In der jüngsten Vorstandssitzung hat der KV die Entscheidung über das weitere Vorgehen auf Ende September vertagt. Das Kulturzentrum bleibt für den Fastnachtsamstag (13. Februar 2021) gebucht. "Vielleicht ist eine Sitzung in stark abgespeckter Form oder eine interne Feier nur für Mitglieder möglich. Wir müssen abwarten", so Hintze.

Abgesagt wurde bereits der für Anfang Januar geplante gemeinsame Schlosssturm der drei Vereine. Sabrina Trommer, Vorsitzende vom Katholischen Fastnachtsclub (KFC) sagt: "Bei uns liegt alles auf Eis, zumal auch der Pfarrsaal vom Bistum Mainz für Treffen jeglicher Art derzeit gesperrt und außerdem die unmittelbare Nähe zur Kita "St. Elisabeth" zu berücksichtigen ist."

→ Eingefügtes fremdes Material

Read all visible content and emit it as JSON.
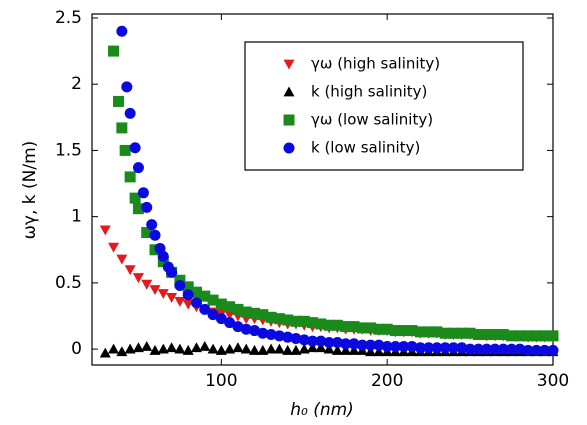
{
  "chart_data": {
    "type": "scatter",
    "x_label": "h₀ (nm)",
    "y_label": "ωγ, k (N/m)",
    "xlim": [
      22,
      300
    ],
    "ylim": [
      -0.12,
      2.53
    ],
    "xticks": [
      100,
      200,
      300
    ],
    "yticks": [
      0,
      0.5,
      1,
      1.5,
      2,
      2.5
    ],
    "legend": "upper right",
    "series": [
      {
        "name": "γω (high salinity)",
        "color": "#e41a1c",
        "marker": "triangle-down",
        "x": [
          30,
          35,
          40,
          45,
          50,
          55,
          60,
          65,
          70,
          75,
          80,
          85,
          90,
          95,
          100,
          105,
          110,
          115,
          120,
          125,
          130,
          135,
          140,
          145,
          150,
          155,
          160,
          165,
          170,
          175,
          180,
          185,
          190,
          195,
          200,
          205,
          210,
          215,
          220,
          225,
          230,
          235,
          240,
          245,
          250,
          255,
          260,
          265,
          270,
          275,
          280,
          285,
          290,
          295,
          300
        ],
        "values": [
          0.9,
          0.77,
          0.68,
          0.6,
          0.54,
          0.49,
          0.45,
          0.42,
          0.39,
          0.36,
          0.34,
          0.32,
          0.3,
          0.28,
          0.27,
          0.26,
          0.25,
          0.23,
          0.23,
          0.22,
          0.21,
          0.2,
          0.19,
          0.19,
          0.18,
          0.17,
          0.17,
          0.16,
          0.16,
          0.15,
          0.15,
          0.15,
          0.14,
          0.14,
          0.14,
          0.13,
          0.13,
          0.13,
          0.12,
          0.12,
          0.12,
          0.11,
          0.11,
          0.11,
          0.11,
          0.11,
          0.1,
          0.1,
          0.1,
          0.1,
          0.1,
          0.09,
          0.09,
          0.09,
          0.09
        ]
      },
      {
        "name": "k (high salinity)",
        "color": "#000000",
        "marker": "triangle-up",
        "x": [
          30,
          35,
          40,
          45,
          50,
          55,
          60,
          65,
          70,
          75,
          80,
          85,
          90,
          95,
          100,
          105,
          110,
          115,
          120,
          125,
          130,
          135,
          140,
          145,
          150,
          155,
          160,
          165,
          170,
          175,
          180,
          185,
          190,
          195,
          200,
          205,
          210,
          215,
          220,
          225,
          230,
          235,
          240,
          245,
          250,
          255,
          260,
          265,
          270,
          275,
          280,
          285,
          290,
          295,
          300
        ],
        "values": [
          -0.03,
          0.0,
          -0.02,
          0.0,
          0.01,
          0.02,
          -0.01,
          0.0,
          0.01,
          0.0,
          -0.01,
          0.01,
          0.02,
          0.0,
          -0.01,
          0.0,
          0.01,
          0.0,
          -0.01,
          -0.01,
          0.0,
          0.0,
          -0.01,
          -0.01,
          0.0,
          0.01,
          0.01,
          0.0,
          -0.01,
          -0.01,
          -0.01,
          -0.01,
          -0.02,
          -0.02,
          -0.02,
          -0.02,
          -0.02,
          -0.02,
          -0.02,
          -0.02,
          -0.02,
          -0.02,
          -0.02,
          -0.02,
          -0.02,
          -0.02,
          -0.02,
          -0.02,
          -0.02,
          -0.02,
          -0.02,
          -0.02,
          -0.02,
          -0.02,
          -0.02
        ]
      },
      {
        "name": "γω (low salinity)",
        "color": "#1a8a1a",
        "marker": "square",
        "x": [
          35,
          38,
          40,
          42,
          45,
          48,
          50,
          55,
          60,
          65,
          70,
          75,
          80,
          85,
          90,
          95,
          100,
          105,
          110,
          115,
          120,
          125,
          130,
          135,
          140,
          145,
          150,
          155,
          160,
          165,
          170,
          175,
          180,
          185,
          190,
          195,
          200,
          205,
          210,
          215,
          220,
          225,
          230,
          235,
          240,
          245,
          250,
          255,
          260,
          265,
          270,
          275,
          280,
          285,
          290,
          295,
          300
        ],
        "values": [
          2.25,
          1.87,
          1.67,
          1.5,
          1.3,
          1.14,
          1.06,
          0.88,
          0.75,
          0.66,
          0.58,
          0.52,
          0.47,
          0.43,
          0.4,
          0.37,
          0.34,
          0.32,
          0.3,
          0.28,
          0.27,
          0.26,
          0.24,
          0.23,
          0.22,
          0.21,
          0.21,
          0.2,
          0.19,
          0.18,
          0.18,
          0.17,
          0.17,
          0.16,
          0.16,
          0.15,
          0.15,
          0.14,
          0.14,
          0.14,
          0.13,
          0.13,
          0.13,
          0.12,
          0.12,
          0.12,
          0.12,
          0.11,
          0.11,
          0.11,
          0.11,
          0.1,
          0.1,
          0.1,
          0.1,
          0.1,
          0.1
        ]
      },
      {
        "name": "k (low salinity)",
        "color": "#0a0ae0",
        "marker": "circle",
        "x": [
          40,
          43,
          45,
          48,
          50,
          53,
          55,
          58,
          60,
          63,
          65,
          68,
          70,
          75,
          80,
          85,
          90,
          95,
          100,
          105,
          110,
          115,
          120,
          125,
          130,
          135,
          140,
          145,
          150,
          155,
          160,
          165,
          170,
          175,
          180,
          185,
          190,
          195,
          200,
          205,
          210,
          215,
          220,
          225,
          230,
          235,
          240,
          245,
          250,
          255,
          260,
          265,
          270,
          275,
          280,
          285,
          290,
          295,
          300
        ],
        "values": [
          2.4,
          1.98,
          1.78,
          1.52,
          1.37,
          1.18,
          1.07,
          0.94,
          0.86,
          0.76,
          0.7,
          0.62,
          0.58,
          0.48,
          0.41,
          0.35,
          0.3,
          0.26,
          0.23,
          0.2,
          0.17,
          0.15,
          0.14,
          0.12,
          0.11,
          0.1,
          0.09,
          0.08,
          0.07,
          0.06,
          0.06,
          0.05,
          0.05,
          0.04,
          0.04,
          0.03,
          0.03,
          0.03,
          0.02,
          0.02,
          0.02,
          0.02,
          0.01,
          0.01,
          0.01,
          0.01,
          0.01,
          0.01,
          0.0,
          0.0,
          0.0,
          0.0,
          0.0,
          0.0,
          0.0,
          -0.01,
          -0.01,
          -0.01,
          -0.01
        ]
      }
    ]
  }
}
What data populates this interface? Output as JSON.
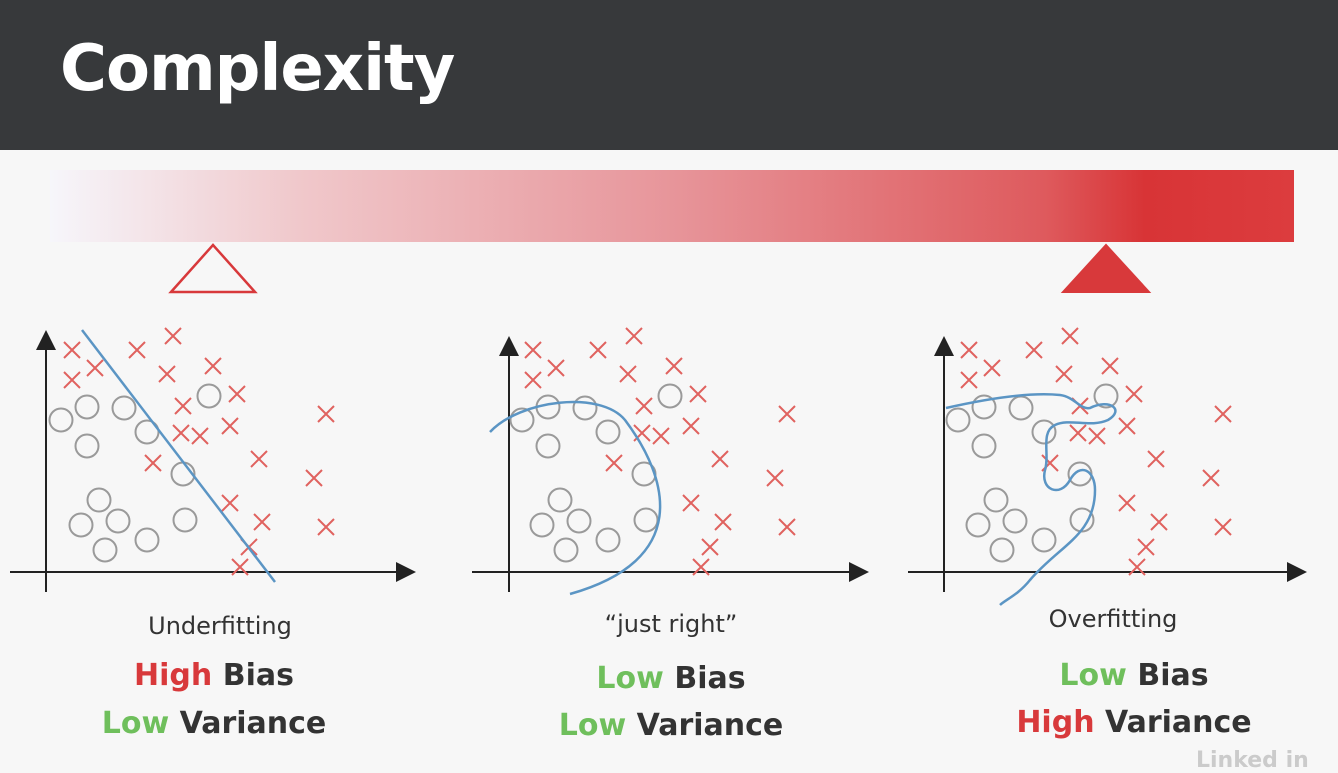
{
  "title": "Complexity",
  "colors": {
    "header_bg": "#37393b",
    "accent_red": "#d8393b",
    "accent_green": "#6fbf5c",
    "marker_x": "#e0625f",
    "marker_o": "#9a9a9a",
    "curve": "#5b95c4"
  },
  "panels": [
    {
      "caption": "Underfitting",
      "bias_word": "High",
      "bias_label": "Bias",
      "variance_word": "Low",
      "variance_label": "Variance"
    },
    {
      "caption": "“just right”",
      "bias_word": "Low",
      "bias_label": "Bias",
      "variance_word": "Low",
      "variance_label": "Variance"
    },
    {
      "caption": "Overfitting",
      "bias_word": "Low",
      "bias_label": "Bias",
      "variance_word": "High",
      "variance_label": "Variance"
    }
  ],
  "watermark": "Linked in"
}
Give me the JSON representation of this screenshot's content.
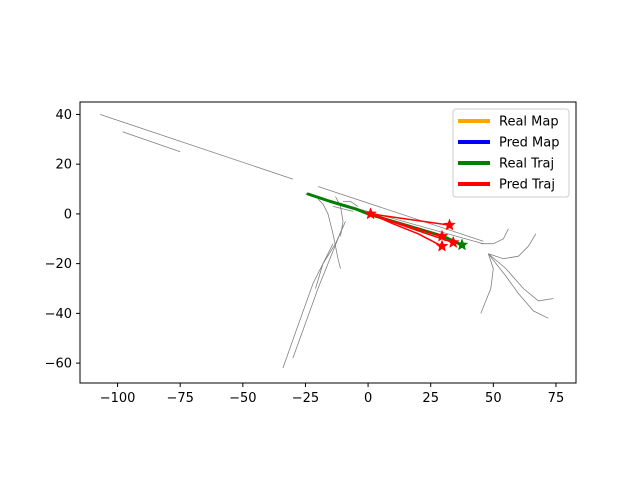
{
  "chart_data": {
    "type": "line",
    "title": "",
    "xlabel": "",
    "ylabel": "",
    "xlim": [
      -115,
      83
    ],
    "ylim": [
      -68,
      45
    ],
    "x_ticks": [
      -100,
      -75,
      -50,
      -25,
      0,
      25,
      50,
      75
    ],
    "y_ticks": [
      40,
      20,
      0,
      -20,
      -40,
      -60
    ],
    "x_tick_labels": [
      "−100",
      "−75",
      "−50",
      "−25",
      "0",
      "25",
      "50",
      "75"
    ],
    "y_tick_labels": [
      "40",
      "20",
      "0",
      "−20",
      "−40",
      "−60"
    ],
    "grid": false,
    "legend_position": "upper right",
    "legend": [
      {
        "label": "Real Map",
        "color": "#ffa500"
      },
      {
        "label": "Pred Map",
        "color": "#0000ff"
      },
      {
        "label": "Real Traj",
        "color": "#008000"
      },
      {
        "label": "Pred Traj",
        "color": "#ff0000"
      }
    ],
    "map_color": "#808080",
    "map_lines": [
      [
        [
          -107,
          40
        ],
        [
          -30,
          14
        ]
      ],
      [
        [
          -98,
          33
        ],
        [
          -75,
          25
        ]
      ],
      [
        [
          -20,
          11
        ],
        [
          46,
          -11
        ]
      ],
      [
        [
          -25,
          8
        ],
        [
          46,
          -12
        ]
      ],
      [
        [
          -20,
          6
        ],
        [
          -18,
          4
        ],
        [
          -16,
          0
        ],
        [
          -14,
          -8
        ],
        [
          -12,
          -18
        ],
        [
          -11,
          -22
        ]
      ],
      [
        [
          -13,
          7
        ],
        [
          -11,
          3
        ],
        [
          -10,
          -3
        ],
        [
          -11,
          -9
        ]
      ],
      [
        [
          -10,
          5
        ],
        [
          -7,
          5
        ],
        [
          -4,
          3
        ]
      ],
      [
        [
          -14,
          3
        ],
        [
          -10,
          2
        ],
        [
          -6,
          1
        ]
      ],
      [
        [
          -9,
          -3
        ],
        [
          -13,
          -12
        ],
        [
          -18,
          -20
        ],
        [
          -21,
          -30
        ]
      ],
      [
        [
          -14,
          -12
        ],
        [
          -22,
          -28
        ],
        [
          -28,
          -45
        ],
        [
          -34,
          -62
        ]
      ],
      [
        [
          -10,
          -5
        ],
        [
          -20,
          -30
        ],
        [
          -30,
          -58
        ]
      ],
      [
        [
          45,
          -12
        ],
        [
          50,
          -12
        ],
        [
          54,
          -10
        ],
        [
          56,
          -6
        ]
      ],
      [
        [
          48,
          -16
        ],
        [
          54,
          -18
        ],
        [
          60,
          -17
        ],
        [
          64,
          -13
        ],
        [
          67,
          -8
        ]
      ],
      [
        [
          48,
          -16
        ],
        [
          55,
          -22
        ],
        [
          62,
          -30
        ],
        [
          68,
          -35
        ],
        [
          74,
          -34
        ]
      ],
      [
        [
          48,
          -16
        ],
        [
          55,
          -25
        ],
        [
          60,
          -32
        ],
        [
          66,
          -39
        ],
        [
          72,
          -42
        ]
      ],
      [
        [
          48,
          -16
        ],
        [
          50,
          -22
        ],
        [
          49,
          -30
        ],
        [
          47,
          -35
        ],
        [
          45,
          -40
        ]
      ]
    ],
    "series": [
      {
        "name": "Real Traj",
        "color": "#008000",
        "width": 3,
        "points": [
          [
            -24,
            8
          ],
          [
            -15,
            5
          ],
          [
            -5,
            2
          ],
          [
            0,
            0
          ],
          [
            10,
            -3
          ],
          [
            20,
            -6
          ],
          [
            30,
            -9
          ],
          [
            37.5,
            -12.5
          ]
        ],
        "endpoint": [
          37.5,
          -12.5
        ]
      },
      {
        "name": "Pred Traj",
        "color": "#ff0000",
        "width": 1.5,
        "points": [
          [
            1,
            0
          ],
          [
            32.5,
            -4.5
          ]
        ],
        "endpoint": [
          32.5,
          -4.5
        ]
      },
      {
        "name": "Pred Traj",
        "color": "#ff0000",
        "width": 1.5,
        "points": [
          [
            1,
            0
          ],
          [
            10,
            -3
          ],
          [
            20,
            -6
          ],
          [
            29.5,
            -9
          ]
        ],
        "endpoint": [
          29.5,
          -9
        ]
      },
      {
        "name": "Pred Traj",
        "color": "#ff0000",
        "width": 1.5,
        "points": [
          [
            1,
            0
          ],
          [
            12,
            -4
          ],
          [
            22,
            -7.5
          ],
          [
            34,
            -11.5
          ]
        ],
        "endpoint": [
          34,
          -11.5
        ]
      },
      {
        "name": "Pred Traj",
        "color": "#ff0000",
        "width": 1.5,
        "points": [
          [
            1,
            0
          ],
          [
            10,
            -4
          ],
          [
            20,
            -8
          ],
          [
            29.5,
            -13
          ]
        ],
        "endpoint": [
          29.5,
          -13
        ]
      }
    ]
  }
}
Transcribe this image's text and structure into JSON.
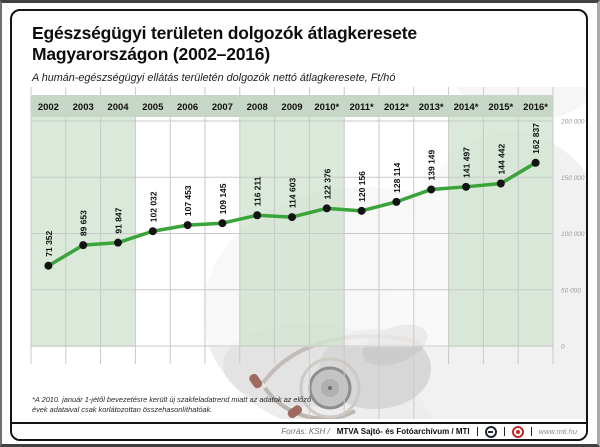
{
  "header": {
    "title_line1": "Egészségügyi területen dolgozók átlagkeresete",
    "title_line2": "Magyarországon (2002–2016)",
    "subtitle": "A humán-egészségügyi ellátás területén dolgozók nettó átlagkeresete, Ft/hó"
  },
  "chart_data": {
    "type": "line",
    "categories": [
      "2002",
      "2003",
      "2004",
      "2005",
      "2006",
      "2007",
      "2008",
      "2009",
      "2010*",
      "2011*",
      "2012*",
      "2013*",
      "2014*",
      "2015*",
      "2016*"
    ],
    "values": [
      71352,
      89653,
      91847,
      102032,
      107453,
      109145,
      116211,
      114603,
      122376,
      120156,
      128114,
      139149,
      141497,
      144442,
      162837
    ],
    "y_ticks": [
      "200 000",
      "150 000",
      "100 000",
      "50 000",
      "0"
    ],
    "ylim": [
      0,
      200000
    ],
    "grid": true,
    "legend": "none",
    "green_columns": [
      0,
      1,
      2,
      6,
      7,
      8,
      12,
      13,
      14
    ],
    "colors": {
      "line": "#3aa43a",
      "point": "#131313",
      "header_band": "#c7d7c7",
      "stripe_green": "#d2e4d2",
      "grid": "#c9c9c9",
      "axis_text": "#9b9b9b",
      "label_text": "#0f0f0f"
    }
  },
  "footnote": {
    "line1": "*A 2010. január 1-jétől bevezetésre került új szakfeladatrend miatt az adatok az előző",
    "line2": "évek adataival csak korlátozottan összehasonlíthatóak."
  },
  "footer": {
    "source_prefix": "Forrás: KSH /",
    "source_bold": "MTVA Sajtó- és Fotóarchívum / MTI",
    "website": "www.mti.hu"
  }
}
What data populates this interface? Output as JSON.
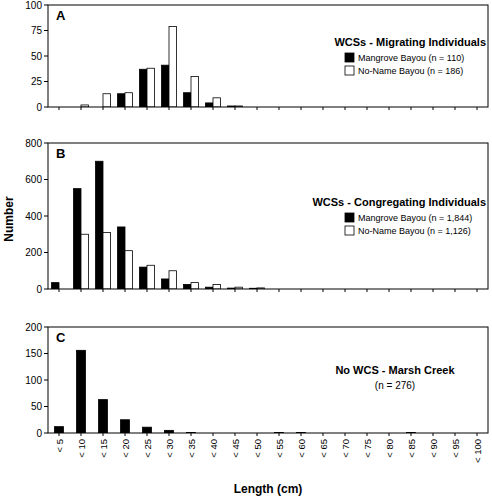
{
  "chart_data": [
    {
      "type": "bar",
      "annotations": [
        "A"
      ],
      "title": "WCSs - Migrating Individuals",
      "categories": [
        "< 5",
        "< 10",
        "< 15",
        "< 20",
        "< 25",
        "< 30",
        "< 35",
        "< 40",
        "< 45",
        "< 50",
        "< 55",
        "< 60",
        "< 65",
        "< 70",
        "< 75",
        "< 80",
        "< 85",
        "< 90",
        "< 95",
        "< 100"
      ],
      "series": [
        {
          "name": "Mangrove Bayou (n = 110)",
          "color": "#000000",
          "values": [
            0,
            0,
            0,
            13,
            37,
            41,
            14,
            4,
            1,
            0,
            0,
            0,
            0,
            0,
            0,
            0,
            0,
            0,
            0,
            0
          ]
        },
        {
          "name": "No-Name Bayou (n = 186)",
          "color": "#ffffff",
          "values": [
            0,
            2,
            13,
            14,
            38,
            79,
            30,
            9,
            1,
            0,
            0,
            0,
            0,
            0,
            0,
            0,
            0,
            0,
            0,
            0
          ]
        }
      ],
      "ylim": [
        0,
        100
      ],
      "yticks": [
        0,
        25,
        50,
        75,
        100
      ],
      "legend": "right",
      "tick_labels": "y"
    },
    {
      "type": "bar",
      "annotations": [
        "B"
      ],
      "title": "WCSs - Congregating Individuals",
      "y_label": "Number",
      "categories": [
        "< 5",
        "< 10",
        "< 15",
        "< 20",
        "< 25",
        "< 30",
        "< 35",
        "< 40",
        "< 45",
        "< 50",
        "< 55",
        "< 60",
        "< 65",
        "< 70",
        "< 75",
        "< 80",
        "< 85",
        "< 90",
        "< 95",
        "< 100"
      ],
      "series": [
        {
          "name": "Mangrove Bayou (n = 1,844)",
          "color": "#000000",
          "values": [
            35,
            550,
            700,
            340,
            120,
            55,
            25,
            10,
            5,
            4,
            0,
            0,
            0,
            0,
            0,
            0,
            0,
            0,
            0,
            0
          ]
        },
        {
          "name": "No-Name Bayou (n = 1,126)",
          "color": "#ffffff",
          "values": [
            0,
            300,
            310,
            210,
            130,
            100,
            35,
            25,
            10,
            6,
            0,
            0,
            0,
            0,
            0,
            0,
            0,
            0,
            0,
            0
          ]
        }
      ],
      "ylim": [
        0,
        800
      ],
      "yticks": [
        0,
        200,
        400,
        600,
        800
      ],
      "legend": "right",
      "tick_labels": "y"
    },
    {
      "type": "bar",
      "annotations": [
        "C"
      ],
      "title": "No WCS - Marsh Creek",
      "subtitle": "(n = 276)",
      "x_label": "Length (cm)",
      "categories": [
        "< 5",
        "< 10",
        "< 15",
        "< 20",
        "< 25",
        "< 30",
        "< 35",
        "< 40",
        "< 45",
        "< 50",
        "< 55",
        "< 60",
        "< 65",
        "< 70",
        "< 75",
        "< 80",
        "< 85",
        "< 90",
        "< 95",
        "< 100"
      ],
      "values": [
        12,
        156,
        63,
        25,
        11,
        5,
        1,
        0,
        0,
        0,
        1,
        1,
        0,
        0,
        0,
        0,
        1,
        0,
        0,
        0
      ],
      "color": "#000000",
      "ylim": [
        0,
        200
      ],
      "yticks": [
        0,
        50,
        100,
        150,
        200
      ]
    }
  ]
}
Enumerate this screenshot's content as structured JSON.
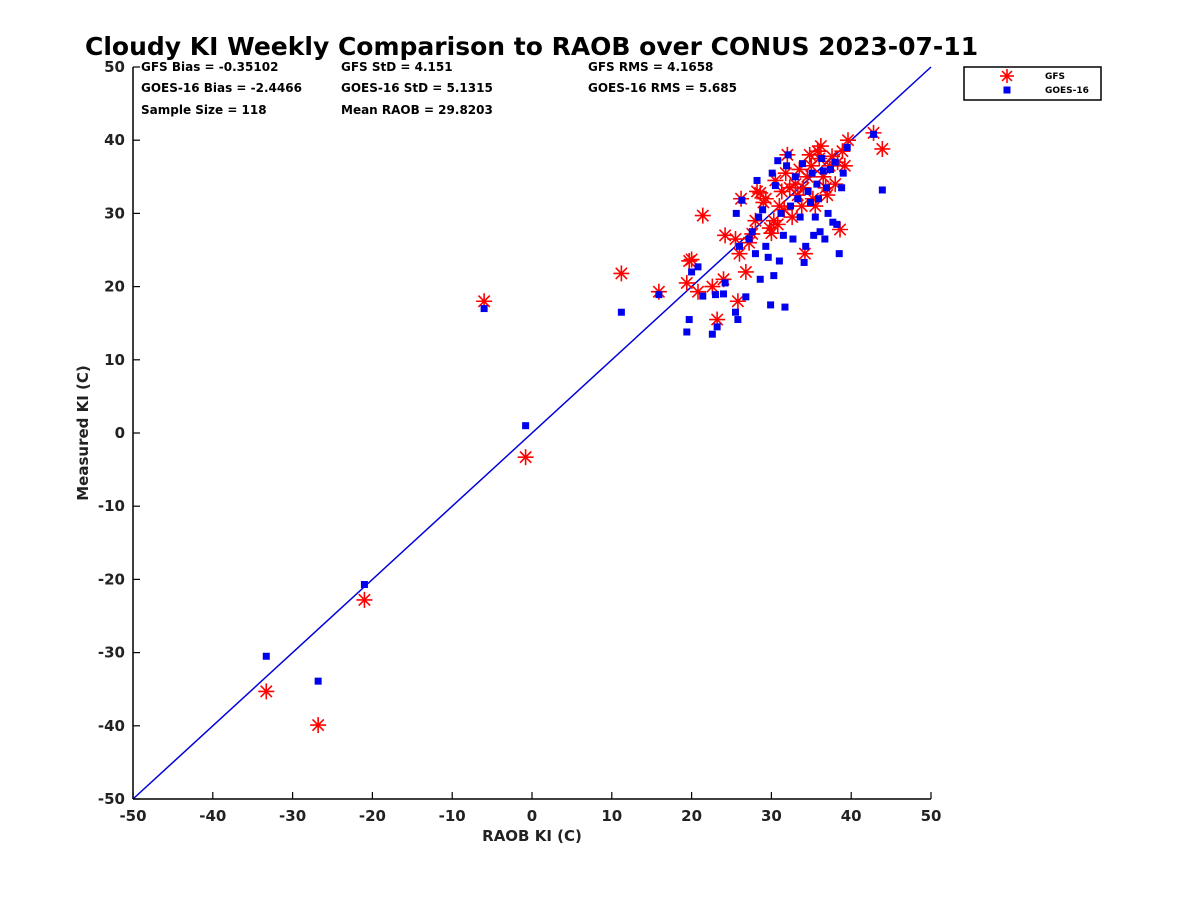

Drei Sitzungen wie sonst mit großem Programm wird es keinesfalls geben. Mit kurzer Vorlaufzeit für Planungen hält Trommer lediglich einen Partyabend mit Fastnachtsmusik für machbar.

Schwierige Planung

Markus Braun, der Bezirksvorsitzende der Interessengemeinschaft (IG) Mittelrheinischer Karneval, bringt das Dilemma in einem Anschreiben an die Mitgliedsvereine auf den Punkt: "Man kann im Moment überhaupt nicht abschätzen, wie die kommende Session verlaufen wird. Doch muss uns klar sein: Alles, was vielleicht im Spätherbst aktuell ist, kann einen Monat später durch eine zweite Corona-Welle schon wieder Makulatur sein. Hier ist sicherlich Kreativität vonseiten der Karnevalsvereine und aller Karnevalisten gefragt, um alternative Formate zu entwickeln."

Braun weiter: "Wir brauchen in Krisenzeiten den Karneval, um daraus Kraft und Mut zu ziehen (…) und für einen Augenblick die Sorgen zu vergessen."